Caos venezuelano
Dopo aver resistito all’opposizione sociale e ai tentativi di destabilizzazione sostenuti da Whashington, il governo di Nicolas Maduro si trova a fare i conti con altri e forse più spinosi problemi.
Più di un anno fa infatti moriva Ugo Chavez, l’astro della rivoluzione bolivariana, e oggi il fronte del socialismo venezuelano viene attraversato da violenti scossoni: perché l’eredità da gestire non è facile, e l’equilibrio delle economie emergenti dell’America Latina, tra socialismo del XXI secolo e scontro col capitale, è sempre difficile da mantenere.
Il casus belli della “lotta” interna al Partito Socialista Unito del Venezuela (psuv) è la lettera del ministro della pianificazione Jorge Giordani pubblicata il 18 giugno in seguito ala revoca dell’incarico comunicatagli il giorno prima dal presidente Maduro.
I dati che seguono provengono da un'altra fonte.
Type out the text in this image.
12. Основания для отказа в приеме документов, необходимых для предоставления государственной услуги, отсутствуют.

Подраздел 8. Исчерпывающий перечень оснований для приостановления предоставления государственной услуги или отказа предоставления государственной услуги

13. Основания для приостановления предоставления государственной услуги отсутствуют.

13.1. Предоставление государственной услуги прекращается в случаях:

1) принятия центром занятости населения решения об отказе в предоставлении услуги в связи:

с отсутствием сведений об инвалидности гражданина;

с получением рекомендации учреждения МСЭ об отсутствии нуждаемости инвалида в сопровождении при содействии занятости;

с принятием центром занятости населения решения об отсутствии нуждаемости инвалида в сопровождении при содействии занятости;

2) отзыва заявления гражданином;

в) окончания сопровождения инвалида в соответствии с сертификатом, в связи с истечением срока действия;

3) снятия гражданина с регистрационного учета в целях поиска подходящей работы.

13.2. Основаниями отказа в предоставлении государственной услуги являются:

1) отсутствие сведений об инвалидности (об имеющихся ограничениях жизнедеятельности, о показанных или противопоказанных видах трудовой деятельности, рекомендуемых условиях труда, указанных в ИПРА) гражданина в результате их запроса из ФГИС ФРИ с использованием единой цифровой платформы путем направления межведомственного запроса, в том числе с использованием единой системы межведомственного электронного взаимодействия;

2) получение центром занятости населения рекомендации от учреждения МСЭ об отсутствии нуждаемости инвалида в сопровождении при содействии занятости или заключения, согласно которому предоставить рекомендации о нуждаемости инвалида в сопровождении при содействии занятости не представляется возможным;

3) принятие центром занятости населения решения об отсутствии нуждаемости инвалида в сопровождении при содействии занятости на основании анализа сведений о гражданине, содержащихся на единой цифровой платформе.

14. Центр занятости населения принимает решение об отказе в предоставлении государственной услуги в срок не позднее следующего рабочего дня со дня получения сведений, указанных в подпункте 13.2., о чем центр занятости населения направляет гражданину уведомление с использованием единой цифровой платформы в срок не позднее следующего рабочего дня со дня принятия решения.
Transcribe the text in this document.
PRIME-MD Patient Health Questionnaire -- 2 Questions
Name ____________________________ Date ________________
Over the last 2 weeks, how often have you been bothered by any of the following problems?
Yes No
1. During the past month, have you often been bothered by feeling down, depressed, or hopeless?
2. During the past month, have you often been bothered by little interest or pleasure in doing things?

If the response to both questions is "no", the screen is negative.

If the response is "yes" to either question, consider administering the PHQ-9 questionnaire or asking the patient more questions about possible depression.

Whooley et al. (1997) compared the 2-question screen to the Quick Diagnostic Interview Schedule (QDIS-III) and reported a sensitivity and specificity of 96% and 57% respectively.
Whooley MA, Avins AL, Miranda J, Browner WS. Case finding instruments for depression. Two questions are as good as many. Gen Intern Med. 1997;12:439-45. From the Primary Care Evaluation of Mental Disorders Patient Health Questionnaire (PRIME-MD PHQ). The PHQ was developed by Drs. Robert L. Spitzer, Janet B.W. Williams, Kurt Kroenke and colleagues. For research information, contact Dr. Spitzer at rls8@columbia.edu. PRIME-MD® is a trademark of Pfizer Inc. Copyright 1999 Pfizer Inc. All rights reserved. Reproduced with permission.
Giordani, che aveva ricoperto l’incarico fin dall’arrivo di Chávez al potere nel 1999, si toglie più di qualche sassolino dalla scarpa, e accusa il presidente di «incomprensione dei meccanismi economici», incapacità di «leadership» e mancanza di «coerenza», incassando peraltro il sostegno di Hector Navarro, membro della direzione nazionale Psuv e più volte ministro durante la presidenza Chávez.
Apriti cielo: lo scontro fra radicali e riformatori può cominciare. Già prima della rimozione di Giordani infatti, Temir Porras, vicino a Maduro, formatosi alla Scuola nazionale di amministrazione (Ena) a Parigi, aveva fatto appello alla necessità di un più sano pragmatismo nel campo della politica monetaria, assolutamente necessario nelle «circostanze complesse che attraversiamo». I radicali tengono il colpo in canna fino al caso Giordani, poi sparano a mitraglia attaccandosi a un rapporto di Bank of America Merrill Lynch che giudica l’eliminazione di Giordani un «forte segnale della perdita di influenza dell’ala marxista radicale» e denunciano l’episodio come la messa a morte del chavismo da parte dei socialdemocratici.
A solo un anno dalla morte di Ugo la rottura all’interno del suo partito sembra quindi consumata. Ma il punto, come vari commentatori hanno evidenziato, è che in realtà il chavismo stesso non ha mai amalgamato i militanti intorno a una dottrina omogenea. Al contrario, Ugo Chávez è stato l’uomo in grado di muoversi tra e riconciliare in un politica unitaria posizioni politiche anche molto diverse tra loro, riuscendo sempre a tracciare una linea netta di percorribilità tra la trasformazione radicale della società e una realpolitik conscia dei limiti e delle necessità del momento.
Perciò, senza il suo iniziatore, le contraddizioni interne alla dinamica bolivariana si sono intensificate e ora vengono a galla rischiando di ribaltare tutta la baracca. La ricomposizione del movimento è la sfida più importante del dopo-Chávez, e in gioco c’è una posta altissima: la frantumazione della rivoluzione bolivariana da un lato, che aprirebbe a chissà quali scenari, e dall’altra un cammino ancora lungo, ma verso un mondo per il quale in fin dei conti val la pena camminare.